Changes in Histology and Breast Cancer Risk
More than a million women with benign breast biopsies are known to be at elevated risk for breast cancer each year in the United States. According to a study of more than 1,400 women with serial benign breast biopsies, this risk increased over time for women with progressive epithelial proliferation and decreased in women whose biopsies showed less proliferation, as reported by Daniel W. Visscher, MD, of the Mayo Clinic, Rochester, Minnesota, and colleagues in the Journal of the National Cancer Institute.
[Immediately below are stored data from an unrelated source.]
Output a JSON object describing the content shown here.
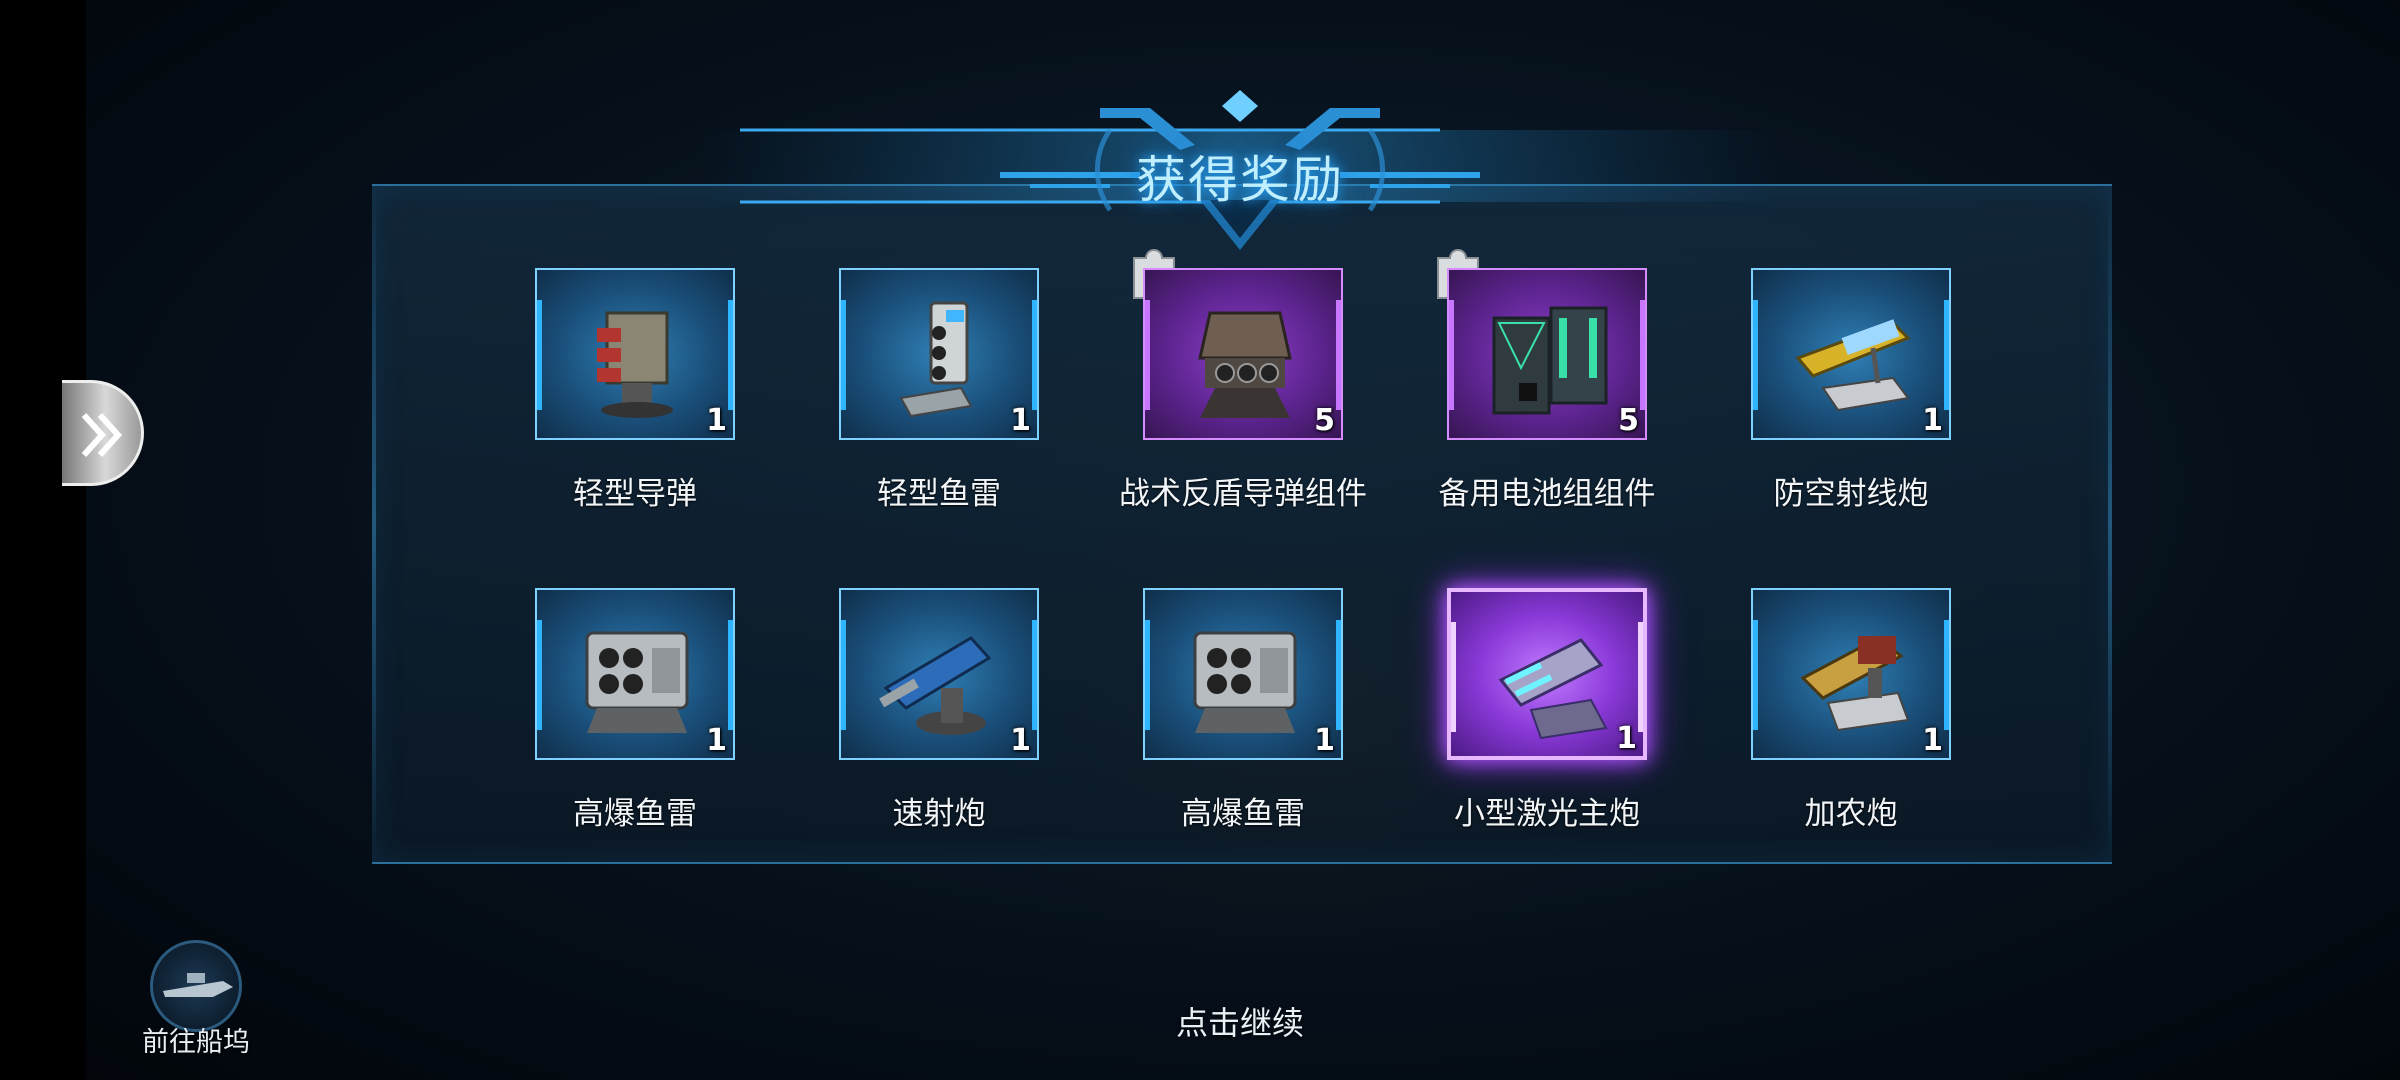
{
  "title": "获得奖励",
  "items": [
    {
      "name": "轻型导弹",
      "count": "1",
      "rarity": "blue",
      "fragment": false,
      "icon": "missile-launcher-icon"
    },
    {
      "name": "轻型鱼雷",
      "count": "1",
      "rarity": "blue",
      "fragment": false,
      "icon": "torpedo-launcher-icon"
    },
    {
      "name": "战术反盾导弹组件",
      "count": "5",
      "rarity": "purple",
      "fragment": true,
      "icon": "anti-shield-missile-icon"
    },
    {
      "name": "备用电池组组件",
      "count": "5",
      "rarity": "purple",
      "fragment": true,
      "icon": "battery-pack-icon"
    },
    {
      "name": "防空射线炮",
      "count": "1",
      "rarity": "blue",
      "fragment": false,
      "icon": "aa-ray-cannon-icon"
    },
    {
      "name": "高爆鱼雷",
      "count": "1",
      "rarity": "blue",
      "fragment": false,
      "icon": "he-torpedo-icon"
    },
    {
      "name": "速射炮",
      "count": "1",
      "rarity": "blue",
      "fragment": false,
      "icon": "rapid-fire-cannon-icon"
    },
    {
      "name": "高爆鱼雷",
      "count": "1",
      "rarity": "blue",
      "fragment": false,
      "icon": "he-torpedo-icon"
    },
    {
      "name": "小型激光主炮",
      "count": "1",
      "rarity": "glow",
      "fragment": false,
      "icon": "laser-main-cannon-icon"
    },
    {
      "name": "加农炮",
      "count": "1",
      "rarity": "blue",
      "fragment": false,
      "icon": "cannon-icon"
    }
  ],
  "dock_label": "前往船坞",
  "continue_label": "点击继续",
  "colors": {
    "accent": "#2fb4ff",
    "purple": "#c776ff",
    "title_glow": "#2aa8ff"
  }
}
The study involved 1,414 women in the Mayo Clinic Benign Breast Disease Cohort (N=13,466). The investigators found that changes in the histologic category between initial and subsequent biopsies had a significant effect on the risk for breast cancer in the study population.
Women with nonproliferative initial findings and subsequent proliferative findings had an increased risk for breast cancer, compared with no change. In women with proliferative disease without atypia at initial biopsy, risk decreased if later biopsy regressed to nonproliferative and increased if later biopsy showed progression to atypical hyperplasia. Overall, 140 women (9.9%) developed breast cancer.
“These findings have important implications for optimization of clinical management for the approximately 100,000 women per year in the United States who have multiple, metachronous benign biopsies,” the researchers concluded.